In the caches of my non-English pages both meta tags are identical. I.e., in cached French pages both meta tags are "charset=ISO-8859-1", and in cached Chinese pages both are "charset=Big5" or "charset=GB2312".

But in the English pages the two meta tags are different.

The meta tag pre-pended by Google is: <meta http-equiv="Content-Type" content="text/html; charset=US-ASCII">.

Below the Google stuff is my doc type and meta tag: <meta http-equiv="Content-Type" content="text/html; charset=iso-8859-1" />.

This has left me more confused. I can understand why Google would see the encoding of Chinese pages correctly even without my meta tag, because the text is actually created in that encoding. But the French pages are created with notepad on the same PC and keyboard as the English pages. The only difference is that I occasionally toggle between FR and EN on the MS language interface to produce characters with accents.

I am not enough of an expert on encoding to understand why this should be, or more importantly, whether I should worry about it. :(

g1smd

12:07 pm on Oct 11, 2006 (gmt 0)

WebmasterWorld Senior Member 10+ Year Member Top Contributors Of The Month



I would report that as a possible bug to Google.

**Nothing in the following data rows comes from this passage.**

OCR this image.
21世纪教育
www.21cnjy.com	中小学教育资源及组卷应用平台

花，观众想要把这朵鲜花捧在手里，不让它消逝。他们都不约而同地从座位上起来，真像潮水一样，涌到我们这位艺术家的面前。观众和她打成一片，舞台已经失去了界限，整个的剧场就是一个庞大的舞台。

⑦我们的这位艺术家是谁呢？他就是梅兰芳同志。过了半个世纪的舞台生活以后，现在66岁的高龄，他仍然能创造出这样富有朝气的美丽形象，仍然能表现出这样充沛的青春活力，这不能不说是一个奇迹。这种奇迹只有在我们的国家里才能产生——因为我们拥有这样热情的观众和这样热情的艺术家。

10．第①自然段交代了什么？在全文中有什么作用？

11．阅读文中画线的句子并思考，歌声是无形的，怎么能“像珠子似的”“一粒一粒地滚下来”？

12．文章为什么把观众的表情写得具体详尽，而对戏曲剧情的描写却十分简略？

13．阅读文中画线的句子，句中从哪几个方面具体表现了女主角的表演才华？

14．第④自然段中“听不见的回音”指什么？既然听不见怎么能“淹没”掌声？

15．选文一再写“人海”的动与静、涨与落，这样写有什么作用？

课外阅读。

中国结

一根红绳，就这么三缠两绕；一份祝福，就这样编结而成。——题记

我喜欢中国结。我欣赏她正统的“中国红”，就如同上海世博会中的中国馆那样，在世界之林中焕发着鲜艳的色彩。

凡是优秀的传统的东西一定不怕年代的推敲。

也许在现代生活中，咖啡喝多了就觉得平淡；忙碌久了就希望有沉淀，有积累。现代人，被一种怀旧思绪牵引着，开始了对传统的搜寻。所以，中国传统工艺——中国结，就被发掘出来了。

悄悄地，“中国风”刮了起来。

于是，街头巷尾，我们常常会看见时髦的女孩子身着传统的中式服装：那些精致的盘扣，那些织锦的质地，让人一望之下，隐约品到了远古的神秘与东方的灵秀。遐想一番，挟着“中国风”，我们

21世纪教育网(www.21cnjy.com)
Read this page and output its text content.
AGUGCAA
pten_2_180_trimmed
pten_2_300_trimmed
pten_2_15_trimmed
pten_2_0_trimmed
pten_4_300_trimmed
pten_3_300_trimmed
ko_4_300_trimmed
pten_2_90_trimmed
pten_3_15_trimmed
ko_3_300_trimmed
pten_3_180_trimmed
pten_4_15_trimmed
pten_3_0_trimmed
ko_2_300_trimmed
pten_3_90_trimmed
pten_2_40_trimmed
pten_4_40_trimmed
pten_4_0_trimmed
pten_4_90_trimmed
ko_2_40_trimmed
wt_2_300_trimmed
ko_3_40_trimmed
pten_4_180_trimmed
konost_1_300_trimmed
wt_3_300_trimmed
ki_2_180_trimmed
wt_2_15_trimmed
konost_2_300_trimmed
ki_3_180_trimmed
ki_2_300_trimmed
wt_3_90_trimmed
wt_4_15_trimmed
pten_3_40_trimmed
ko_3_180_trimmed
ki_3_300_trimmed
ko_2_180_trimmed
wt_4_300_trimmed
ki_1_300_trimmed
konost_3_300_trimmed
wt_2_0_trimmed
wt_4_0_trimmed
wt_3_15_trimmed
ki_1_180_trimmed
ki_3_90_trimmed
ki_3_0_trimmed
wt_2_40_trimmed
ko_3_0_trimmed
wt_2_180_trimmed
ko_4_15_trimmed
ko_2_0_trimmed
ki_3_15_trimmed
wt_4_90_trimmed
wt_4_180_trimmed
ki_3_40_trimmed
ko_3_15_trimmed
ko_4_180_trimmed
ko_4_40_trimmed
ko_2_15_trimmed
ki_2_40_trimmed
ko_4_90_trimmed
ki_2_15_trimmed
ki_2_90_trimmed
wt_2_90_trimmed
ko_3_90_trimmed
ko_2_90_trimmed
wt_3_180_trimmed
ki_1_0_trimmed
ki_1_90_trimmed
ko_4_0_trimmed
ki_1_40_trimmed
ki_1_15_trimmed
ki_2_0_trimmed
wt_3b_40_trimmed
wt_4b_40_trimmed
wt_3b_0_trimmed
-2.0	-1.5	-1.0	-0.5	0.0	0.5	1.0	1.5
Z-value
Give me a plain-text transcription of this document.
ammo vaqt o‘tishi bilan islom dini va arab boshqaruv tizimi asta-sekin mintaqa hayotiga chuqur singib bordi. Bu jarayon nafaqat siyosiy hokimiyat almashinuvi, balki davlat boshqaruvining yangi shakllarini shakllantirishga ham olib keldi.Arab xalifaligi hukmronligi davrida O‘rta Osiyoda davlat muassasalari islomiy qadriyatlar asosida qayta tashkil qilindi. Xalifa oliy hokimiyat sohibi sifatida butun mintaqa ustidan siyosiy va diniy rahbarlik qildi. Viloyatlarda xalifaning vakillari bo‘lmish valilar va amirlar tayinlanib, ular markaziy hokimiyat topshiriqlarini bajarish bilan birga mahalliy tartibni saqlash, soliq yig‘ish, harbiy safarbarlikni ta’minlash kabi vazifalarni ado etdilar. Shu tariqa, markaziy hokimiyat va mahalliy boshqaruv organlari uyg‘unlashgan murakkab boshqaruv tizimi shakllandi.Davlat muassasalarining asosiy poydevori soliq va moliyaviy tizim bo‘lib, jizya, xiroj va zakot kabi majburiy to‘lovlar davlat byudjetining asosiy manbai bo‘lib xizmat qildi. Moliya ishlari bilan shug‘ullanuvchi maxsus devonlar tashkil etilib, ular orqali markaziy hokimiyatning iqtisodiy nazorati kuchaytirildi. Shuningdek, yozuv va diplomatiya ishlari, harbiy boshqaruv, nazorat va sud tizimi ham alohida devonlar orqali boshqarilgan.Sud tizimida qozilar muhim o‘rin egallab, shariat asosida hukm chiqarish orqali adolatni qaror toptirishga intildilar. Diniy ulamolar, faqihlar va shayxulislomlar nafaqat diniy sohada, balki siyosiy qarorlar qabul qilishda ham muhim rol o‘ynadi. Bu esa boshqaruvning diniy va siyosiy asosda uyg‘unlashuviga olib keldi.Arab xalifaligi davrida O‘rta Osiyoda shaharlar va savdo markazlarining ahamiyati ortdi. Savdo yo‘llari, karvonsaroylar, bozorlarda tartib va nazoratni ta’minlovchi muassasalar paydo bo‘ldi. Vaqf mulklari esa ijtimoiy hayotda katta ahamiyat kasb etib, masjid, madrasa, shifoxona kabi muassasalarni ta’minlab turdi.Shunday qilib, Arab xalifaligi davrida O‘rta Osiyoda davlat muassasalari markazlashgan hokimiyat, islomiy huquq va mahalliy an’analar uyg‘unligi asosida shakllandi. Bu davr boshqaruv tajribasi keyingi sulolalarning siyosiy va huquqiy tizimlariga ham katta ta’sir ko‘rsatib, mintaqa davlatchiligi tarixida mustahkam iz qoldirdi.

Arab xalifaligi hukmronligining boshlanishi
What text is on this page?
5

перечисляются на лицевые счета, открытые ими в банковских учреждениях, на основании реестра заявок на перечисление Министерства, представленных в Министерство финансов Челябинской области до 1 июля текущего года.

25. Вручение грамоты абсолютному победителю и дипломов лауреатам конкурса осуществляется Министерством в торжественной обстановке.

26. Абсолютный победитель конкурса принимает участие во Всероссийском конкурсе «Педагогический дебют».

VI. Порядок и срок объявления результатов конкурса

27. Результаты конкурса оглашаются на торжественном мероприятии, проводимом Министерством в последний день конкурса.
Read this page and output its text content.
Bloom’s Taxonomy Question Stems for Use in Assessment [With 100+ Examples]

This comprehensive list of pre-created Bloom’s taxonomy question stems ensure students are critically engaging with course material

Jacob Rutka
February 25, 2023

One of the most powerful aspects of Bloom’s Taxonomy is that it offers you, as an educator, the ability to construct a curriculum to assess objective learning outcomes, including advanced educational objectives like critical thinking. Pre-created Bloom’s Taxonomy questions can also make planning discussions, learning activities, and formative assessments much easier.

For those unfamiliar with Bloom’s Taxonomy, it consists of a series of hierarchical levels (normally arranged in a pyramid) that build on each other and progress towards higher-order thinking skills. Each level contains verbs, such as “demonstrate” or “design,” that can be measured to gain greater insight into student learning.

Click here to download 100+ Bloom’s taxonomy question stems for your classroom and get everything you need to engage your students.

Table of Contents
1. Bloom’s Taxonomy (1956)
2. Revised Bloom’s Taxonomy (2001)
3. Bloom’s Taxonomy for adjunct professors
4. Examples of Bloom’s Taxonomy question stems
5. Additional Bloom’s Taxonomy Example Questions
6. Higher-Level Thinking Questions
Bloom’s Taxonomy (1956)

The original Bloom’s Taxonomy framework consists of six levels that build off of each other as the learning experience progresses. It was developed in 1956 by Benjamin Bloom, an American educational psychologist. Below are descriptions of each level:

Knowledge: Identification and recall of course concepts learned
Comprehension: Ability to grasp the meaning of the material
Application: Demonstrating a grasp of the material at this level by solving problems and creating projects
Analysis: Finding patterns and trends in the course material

See if you can grab the attention of either Vanessa Fox or Adam Lasnik on that one... however, getting the encoding wrong like that where both encodings are very similar isn't a major problem. However, it would be nice if it was 100% right.

HarryM

12:59 pm on Oct 11, 2006 (gmt 0)

WebmasterWorld Senior Member 10+ Year Member



I think I may have stumbled on the answer. In the footer of all my English language sites I was using &copy; which probably generated a non-8859 character, possibly forcing Google to see the page as ASCII. None of my non-English sites use &copy;

I have now deleted it from all, so will have to wait for the next crawl to see whether this was the problem.

[added]
trinorthlighting,
You mentioned you have a similar problem. I notice you also use &copy; in your site's footer. May be coincidence, of course.:)
[/added]

[edited by: HarryM at 1:04 pm (utc) on Oct. 11, 2006]

trinorthlighting

1:04 pm on Oct 11, 2006 (gmt 0)

WebmasterWorld Senior Member 10+ Year Member



That is what I thought as well, but it never changed for our site. I would not really worry about it to much if your pages are indexed and rank well.